There are officially seven pubs in Baltimore. The pretty fishing village of Baltimore on the southwestern corner of Ireland that is. The first Baltimore or mother of all Baltimores so to speak. One of the pubs is the Algiers Inn, named after the attack of Barbary pirates from North Africa which took place here in 1631. It is a gruesome story of conspiracy, murder and slavery. The locals remember it well.

This picture hangs on the wall of another pub, O'Casey's. It is securely nailed to the wall in a dark corner which is why this is such a lousy picture. The girl in the picture is Bridie, she was 15 years old on that day in 1998 or thereabouts and she had no idea who these two fellas were. But they seemed friendly and in fact asked her to be in this picture. So her sister told me. She works in the pub and saw me take a double turn when I took a look. Apparently, not many people recognised these two when they came for a visit but the general opinion seems to be that they were nice enough. The locals remember it well. Bridie is now married with kids I have been told.
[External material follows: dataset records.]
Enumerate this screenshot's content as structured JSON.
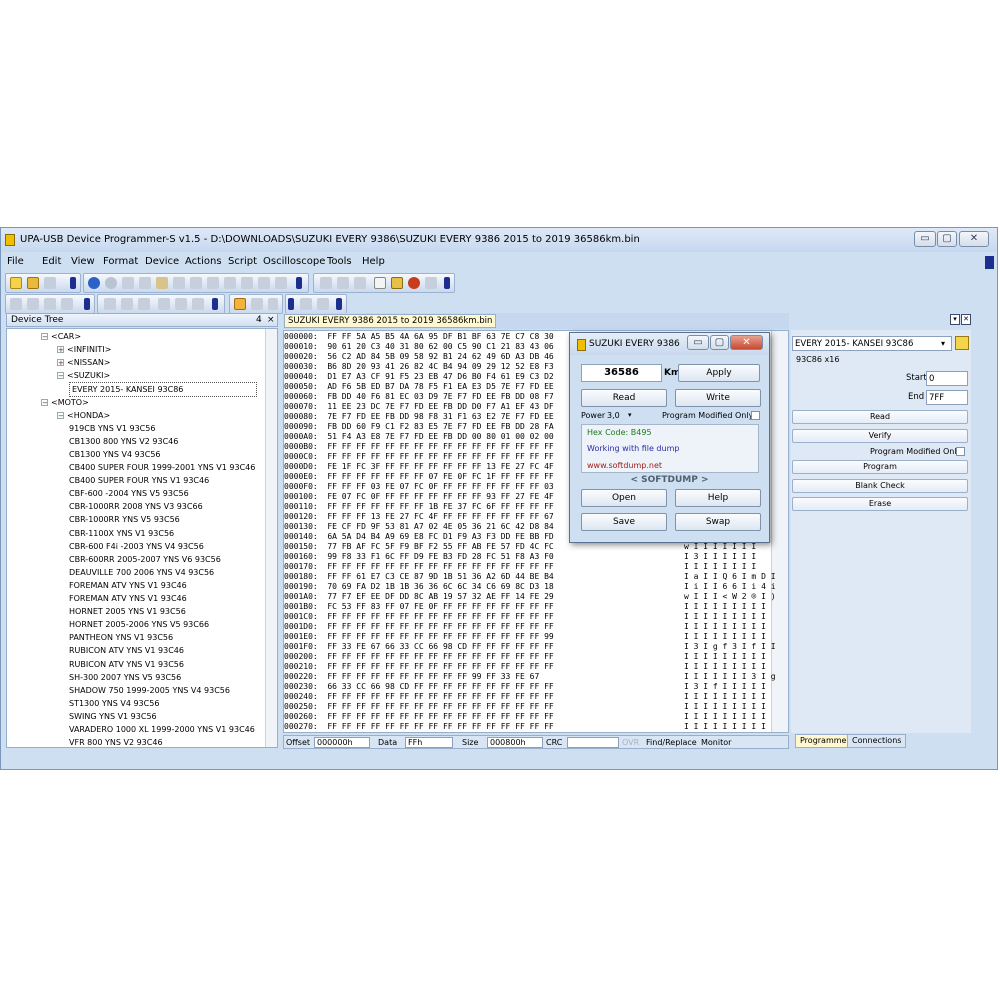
{
  "window": {
    "title": "UPA-USB Device Programmer-S v1.5 - D:\\DOWNLOADS\\SUZUKI EVERY 9386\\SUZUKI EVERY 9386 2015 to 2019 36586km.bin"
  },
  "menu": {
    "items": [
      "File",
      "Edit",
      "View",
      "Format",
      "Device",
      "Actions",
      "Script",
      "Oscilloscope",
      "Tools",
      "Help"
    ]
  },
  "device_tree": {
    "title": "Device Tree",
    "pin": "4",
    "close": "×",
    "nodes": [
      {
        "label": "<CAR>",
        "expander": "−"
      },
      {
        "label": "<INFINITI>",
        "expander": "+"
      },
      {
        "label": "<NISSAN>",
        "expander": "+"
      },
      {
        "label": "<SUZUKI>",
        "expander": "−"
      },
      {
        "label": "EVERY 2015- KANSEI 93C86",
        "expander": ""
      },
      {
        "label": "<MOTO>",
        "expander": "−"
      },
      {
        "label": "<HONDA>",
        "expander": "−"
      },
      {
        "label": "919CB YNS V1 93C56",
        "expander": ""
      },
      {
        "label": "CB1300 800 YNS V2 93C46",
        "expander": ""
      },
      {
        "label": "CB1300 YNS V4 93C56",
        "expander": ""
      },
      {
        "label": "CB400 SUPER FOUR 1999-2001 YNS V1 93C46",
        "expander": ""
      },
      {
        "label": "CB400 SUPER FOUR YNS V1 93C46",
        "expander": ""
      },
      {
        "label": "CBF-600 -2004 YNS V5 93C56",
        "expander": ""
      },
      {
        "label": "CBR-1000RR 2008 YNS V3 93C66",
        "expander": ""
      },
      {
        "label": "CBR-1000RR YNS V5 93C56",
        "expander": ""
      },
      {
        "label": "CBR-1100X YNS V1 93C56",
        "expander": ""
      },
      {
        "label": "CBR-600 F4i -2003 YNS V4 93C56",
        "expander": ""
      },
      {
        "label": "CBR-600RR 2005-2007 YNS V6 93C56",
        "expander": ""
      },
      {
        "label": "DEAUVILLE 700 2006 YNS V4 93C56",
        "expander": ""
      },
      {
        "label": "FOREMAN ATV YNS V1 93C46",
        "expander": ""
      },
      {
        "label": "FOREMAN ATV YNS V1 93C46",
        "expander": ""
      },
      {
        "label": "HORNET 2005 YNS V1 93C56",
        "expander": ""
      },
      {
        "label": "HORNET 2005-2006 YNS V5 93C66",
        "expander": ""
      },
      {
        "label": "PANTHEON YNS V1 93C56",
        "expander": ""
      },
      {
        "label": "RUBICON ATV YNS V1 93C46",
        "expander": ""
      },
      {
        "label": "RUBICON ATV YNS V1 93C56",
        "expander": ""
      },
      {
        "label": "SH-300 2007 YNS V5 93C56",
        "expander": ""
      },
      {
        "label": "SHADOW 750 1999-2005 YNS V4 93C56",
        "expander": ""
      },
      {
        "label": "ST1300 YNS V4 93C56",
        "expander": ""
      },
      {
        "label": "SWING YNS V1 93C56",
        "expander": ""
      },
      {
        "label": "VARADERO 1000 XL 1999-2000 YNS V1 93C46",
        "expander": ""
      },
      {
        "label": "VFR 800 YNS V2 93C46",
        "expander": ""
      }
    ]
  },
  "editor": {
    "tab_label": "SUZUKI EVERY 9386 2015 to 2019 36586km.bin",
    "hex_rows": [
      "000000:  FF FF 5A A5 B5 4A 6A 95 DF B1 BF 63 7E C7 C8 30",
      "000010:  90 61 20 C3 40 31 80 62 00 C5 90 C1 21 83 43 06",
      "000020:  56 C2 AD 84 5B 09 58 92 B1 24 62 49 6D A3 DB 46",
      "000030:  B6 8D 20 93 41 26 82 4C B4 94 09 29 12 52 E8 F3",
      "000040:  D1 E7 A3 CF 91 F5 23 EB 47 D6 B0 F4 61 E9 C3 D2",
      "000050:  AD F6 5B ED B7 DA 78 F5 F1 EA E3 D5 7E F7 FD EE",
      "000060:  FB DD 40 F6 81 EC 03 D9 7E F7 FD EE FB DD 08 F7",
      "000070:  11 EE 23 DC 7E F7 FD EE FB DD D0 F7 A1 EF 43 DF",
      "000080:  7E F7 FD EE FB DD 98 F8 31 F1 63 E2 7E F7 FD EE",
      "000090:  FB DD 60 F9 C1 F2 83 E5 7E F7 FD EE FB DD 28 FA",
      "0000A0:  51 F4 A3 E8 7E F7 FD EE FB DD 00 80 01 00 02 00",
      "0000B0:  FF FF FF FF FF FF FF FF FF FF FF FF FF FF FF FF",
      "0000C0:  FF FF FF FF FF FF FF FF FF FF FF FF FF FF FF FF",
      "0000D0:  FE 1F FC 3F FF FF FF FF FF FF FF 13 FE 27 FC 4F",
      "0000E0:  FF FF FF FF FF FF FF 07 FE 0F FC 1F FF FF FF FF",
      "0000F0:  FF FF FF 03 FE 07 FC 0F FF FF FF FF FF FF FF 03",
      "000100:  FE 07 FC 0F FF FF FF FF FF FF FF 93 FF 27 FE 4F",
      "000110:  FF FF FF FF FF FF FF 1B FE 37 FC 6F FF FF FF FF",
      "000120:  FF FF FF 13 FE 27 FC 4F FF FF FF FF FF FF FF 67",
      "000130:  FE CF FD 9F 53 81 A7 02 4E 05 36 21 6C 42 D8 84",
      "000140:  6A 5A D4 B4 A9 69 E8 FC D1 F9 A3 F3 DD FE BB FD",
      "000150:  77 FB AF FC 5F F9 BF F2 55 FF AB FE 57 FD 4C FC",
      "000160:  99 F8 33 F1 6C FF D9 FE B3 FD 28 FC 51 F8 A3 F0",
      "000170:  FF FF FF FF FF FF FF FF FF FF FF FF FF FF FF FF",
      "000180:  FF FF 61 E7 C3 CE 87 9D 1B 51 36 A2 6D 44 BE B4",
      "000190:  70 69 FA D2 1B 1B 36 36 6C 6C 34 C6 69 8C D3 18",
      "0001A0:  77 F7 EF EE DF DD 8C AB 19 57 32 AE FF 14 FE 29",
      "0001B0:  FC 53 FF 83 FF 07 FE 0F FF FF FF FF FF FF FF FF",
      "0001C0:  FF FF FF FF FF FF FF FF FF FF FF FF FF FF FF FF",
      "0001D0:  FF FF FF FF FF FF FF FF FF FF FF FF FF FF FF FF",
      "0001E0:  FF FF FF FF FF FF FF FF FF FF FF FF FF FF FF 99",
      "0001F0:  FF 33 FE 67 66 33 CC 66 98 CD FF FF FF FF FF FF",
      "000200:  FF FF FF FF FF FF FF FF FF FF FF FF FF FF FF FF",
      "000210:  FF FF FF FF FF FF FF FF FF FF FF FF FF FF FF FF",
      "000220:  FF FF FF FF FF FF FF FF FF FF 99 FF 33 FE 67",
      "000230:  66 33 CC 66 98 CD FF FF FF FF FF FF FF FF FF FF",
      "000240:  FF FF FF FF FF FF FF FF FF FF FF FF FF FF FF FF",
      "000250:  FF FF FF FF FF FF FF FF FF FF FF FF FF FF FF FF",
      "000260:  FF FF FF FF FF FF FF FF FF FF FF FF FF FF FF FF",
      "000270:  FF FF FF FF FF FF FF FF FF FF FF FF FF FF FF FF"
    ],
    "ascii_rows": [
      "I I Z",
      "a",
      "V I",
      "¶",
      "I I",
      "I I",
      "I I",
      "~ I",
      "~ I I",
      "I I",
      "Q I",
      "I I I I I I I I",
      "I I I I I I I I",
      "I I I I I I I",
      "I I I I I I I I",
      "I I I I I I I I",
      "I I I I I I I I",
      "I I I I I I I I",
      "I I I I I I I g",
      "I I I I I I I I",
      "j Z I I I I I I",
      "w I I I I I I I",
      "I 3 I I I I I I",
      "I I I I I I I I",
      "I a I I Q 6 I m D I",
      "I i I I 6 6 I i 4 i",
      "w I I I < W 2 ® I )",
      "I I I I I I I I I",
      "I I I I I I I I I",
      "I I I I I I I I I",
      "I I I I I I I I I",
      "I 3 I g f 3 I f I I",
      "I I I I I I I I I",
      "I I I I I I I I I",
      "I I I I I I I 3 I g",
      "I 3 I f I I I I I",
      "I I I I I I I I I",
      "I I I I I I I I I",
      "I I I I I I I I I",
      "I I I I I I I I I"
    ]
  },
  "status": {
    "offset_label": "Offset",
    "offset_value": "000000h",
    "data_label": "Data",
    "data_value": "FFh",
    "size_label": "Size",
    "size_value": "000800h",
    "crc_label": "CRC",
    "crc_value": "",
    "ovr": "OVR",
    "find_replace": "Find/Replace",
    "monitor": "Monitor"
  },
  "right_panel": {
    "device_select": "EVERY 2015- KANSEI 93C86",
    "chip_info": "93C86 x16",
    "start_label": "Start",
    "start_value": "0",
    "end_label": "End",
    "end_value": "7FF",
    "read": "Read",
    "verify": "Verify",
    "program_modified_only": "Program Modified Only",
    "program": "Program",
    "blank_check": "Blank Check",
    "erase": "Erase",
    "tabs": [
      "Programmer",
      "Connections"
    ]
  },
  "dialog": {
    "title": "SUZUKI EVERY 9386",
    "km_value": "36586",
    "km_unit": "Km",
    "apply": "Apply",
    "read": "Read",
    "write": "Write",
    "power_label": "Power",
    "power_value": "3,0",
    "program_modified_only": "Program Modified Only",
    "hex_code": "Hex Code: B495",
    "working_text": "Working with file dump",
    "website": "www.softdump.net",
    "brand": "< SOFTDUMP >",
    "open": "Open",
    "help": "Help",
    "save": "Save",
    "swap": "Swap"
  },
  "colors": {
    "hex_code": "#1a7a1a",
    "working": "#2a2aa8",
    "website": "#a02020",
    "window_bg": "#cfdff2"
  }
}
Lovely kids.  

 


05 April 2013

Sandycove harbour wall

 
James Joyce lived down the road from this harbour wall. It was probably a much calmer day when he wrote this.

She was alone and still, gazing out to sea; and when she felt his presence and the worship of his eyes her eyes turned to him in quiet sufferance of his gaze, without shame or wantonness. Long, long she suffered his gaze and then quietly withdrew her eyes from his and bent them towards the stream, gently stirring the water with her foot hither and thither. The first faint noise of gently moving water broke the silence, low and faint and whispering, faint as the bells of sleep; hither and thither, hither and thither: and a faint flame trembled on her cheek.

(A portrait of the artist as a young man, 1915)

Just up and across the road to the left is Teddy's, where JC would buy ice cream for whoever was with him, kids, grandchildren, wife, daughter-in-law, neighbours, and we would all sit on that wall, watching the dogs running in the surf. On rainy days, we stayed in his car, listening to Gaybo on the radio.

The sublime and the ridiculous are always close in this part of the world.

Lough Tay, Co. Wicklow


It feels like a million times that I have stood on this spot looking down onto Lough Tay over the years. But never with snow and ice. The drive was tricky for a bit and we had to turn back eventually, unable to reach the Sally Gap.

04 April 2013

On the last leg, the very last leg of our journey, close to midnight, all things broke down and we were standing in a crowd of lost and tired fellow travellers in this gigantic cold railway station trying to hear the crackling loudspeaker snippets of signal box failures and detour options. And for the briefest moment I wished we'd never come back. How quickly I had become used to smelling, hearing, watching the sea again. Looking out over Dublin Bay yesterday morning, high up on Dalkey Hill, even with all the new buildings and roads, I could trace my way through the maze of terraces and streets to the familiar places, our former homes and those of friends and family, memories everywhere.
I have never been really fond of Dublin, it has never - now more than ever - felt like a safe place, not with its erratic public transport, frustrating traffic jams, pickpockets, beggars, rain, busloads of confused tourists looking for the Hollywood Oirish and leprechauns. But still. A clear blue sky, crisp air, an almost warm sun (in the places sheltered from the wind), kids, dogs, turning to look south towards Bray Head, smelling the pine from the forest, perfect.